Un an après la catastrophe lors de nouvelles manifestations de pêcheurs plusieurs arrestations ont eu lieu. A cette occasion la police a arrêté Hoang Duc Binh, un activiste accusé d’avoir « troublé l’ordre public et abusé de sa liberté démocratique pour porter atteinte aux intérêts de l’Etat ». Depuis une autre « activiste » a été arrêtée Tran Thi Xuan, 41 ans, accusée d’« activités visant à renverser l’administration populaire », selon l’article 79 du Code pénal un article de loi, vague, mais susceptible d’envoyer théoriquement à la peine de mort.
Parmi les autres scandales liés à l’environnement, les coupes sauvages et le trafic de bois précieux.
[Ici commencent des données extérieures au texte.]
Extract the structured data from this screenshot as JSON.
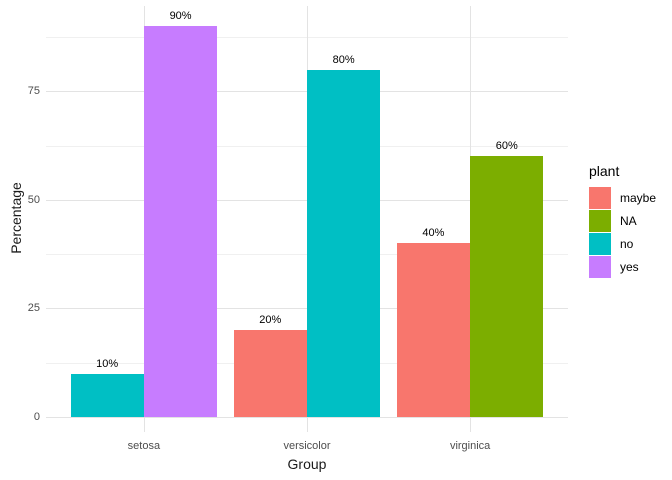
{
  "chart_data": {
    "type": "bar",
    "title": "",
    "xlabel": "Group",
    "ylabel": "Percentage",
    "ylim": [
      0,
      94.6
    ],
    "y_major_ticks": [
      0,
      25,
      50,
      75
    ],
    "y_minor_ticks": [
      12.5,
      37.5,
      62.5,
      87.5
    ],
    "y_tick_labels": [
      "0",
      "25",
      "50",
      "75"
    ],
    "categories": [
      "setosa",
      "versicolor",
      "virginica"
    ],
    "series": [
      {
        "name": "maybe",
        "color": "#F8766D",
        "values": [
          null,
          20,
          40
        ],
        "labels": [
          null,
          "20%",
          "40%"
        ]
      },
      {
        "name": "NA",
        "color": "#7CAE00",
        "values": [
          null,
          null,
          60
        ],
        "labels": [
          null,
          null,
          "60%"
        ]
      },
      {
        "name": "no",
        "color": "#00BFC4",
        "values": [
          10,
          80,
          null
        ],
        "labels": [
          "10%",
          "80%",
          null
        ]
      },
      {
        "name": "yes",
        "color": "#C77CFF",
        "values": [
          90,
          null,
          null
        ],
        "labels": [
          "90%",
          null,
          null
        ]
      }
    ],
    "legend_position": "right",
    "grid": "major+minor"
  },
  "legend": {
    "title": "plant",
    "items": [
      {
        "label": "maybe",
        "color": "#F8766D"
      },
      {
        "label": "NA",
        "color": "#7CAE00"
      },
      {
        "label": "no",
        "color": "#00BFC4"
      },
      {
        "label": "yes",
        "color": "#C77CFF"
      }
    ]
  },
  "colors": {
    "grid_major": "#E3E3E3",
    "grid_minor": "#F0F0F0",
    "tick_label": "#4D4D4D",
    "axis_title": "#1A1A1A",
    "bar_label": "#000000",
    "background": "#FFFFFF"
  }
}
Activités qui nécessitent des moyens techniques considérables mais aussi des complaisances ou des complicités toutes aussi importantes car de telles activités ne passent pas inaperçues.
Le mouvement de sauvegarde des arbres à Hanoi (the tree movement [3]) a aussi mobilisé sur des préoccupations liées à l’environnement. C’est une réaction citoyenne face à la décision arbitraire des autorités locales d’abattre des milliers d’arbres souvent anciens et massifs le long des rues de la ville. Outre une atteinte à l’identité de la ville et à la nécessité de lieux ombragés, la finalité de ces abattages n’a jamais été très claire. Les protestations et les manifestations se sont heurtées aussi à la répression et aux intimidations. Des accusations de manipulations venues de l’étranger ont été proférées à l’encontre des protestataires.
Enfin Hanoi est maintenant sous une nappe de pollution pendant une grande partie de l’année ce qui pose de nouveaux problèmes sanitaires importants. Dans plusieurs villages, selon la presse, les habitants présentent des taux de cancer exceptionnellement élevés, probablement en raison de la contamination par le plomb dans l’approvisionnement en eau. Selon The Economist, deux tiers des eaux usées industrielles s ‘écoulent dans les lacs et les rivières.
Jusqu’à présent la plupart de ces contestations sont restées sectorielles. Les questions liées à l’environnement pourraient être fédératrices dans la mesure où elles ont un impact sur la vie quotidienne et concernent la santé de l’ensemble de la société et non pas l’une ou l’autre de ses composantes.
Au moment de terminer cet article on apprend une nouvelle hécatombe massive de poissons dans la province de Quan Ngai. Les poules et les canards des fermiers alentours sont morts après en avoir mangé (Tuoi Tre News du 23 octobre 2017).
Quant à Vo Kim Cu qui, en tant que chef de la province de Ha Tinh, a été directement responsable de la signature de documents illégaux qui ont facilité les opérations de Formosa, y compris celle permettant à l’entreprise de décharger les eaux usées qui ont entraîné la mort des poissons, il avait été renvoyé de tous les postes du gouvernement, y compris de son poste de chef du parti et de Président de la province de Ha Tinh.
En avril, il avait même démissionné de son poste de délégué de l’Assemblée nationale pour « des raisons de santé ».
Il vient d’être nommé vice-président d’un conseil chargé de renforcer l’efficacité économique des coopératives nationales grâce à une directive signée par le premier ministre.
Comme l’indique le quotidien Tuoi Tré du 8 septembre, « le public se demande pourquoi un fonctionnaire ayant fait preuve de tant de négligences, a pu être nommé à un autre poste de présidence ? ».
La réponse n’est pas encore parvenue aux intéressés.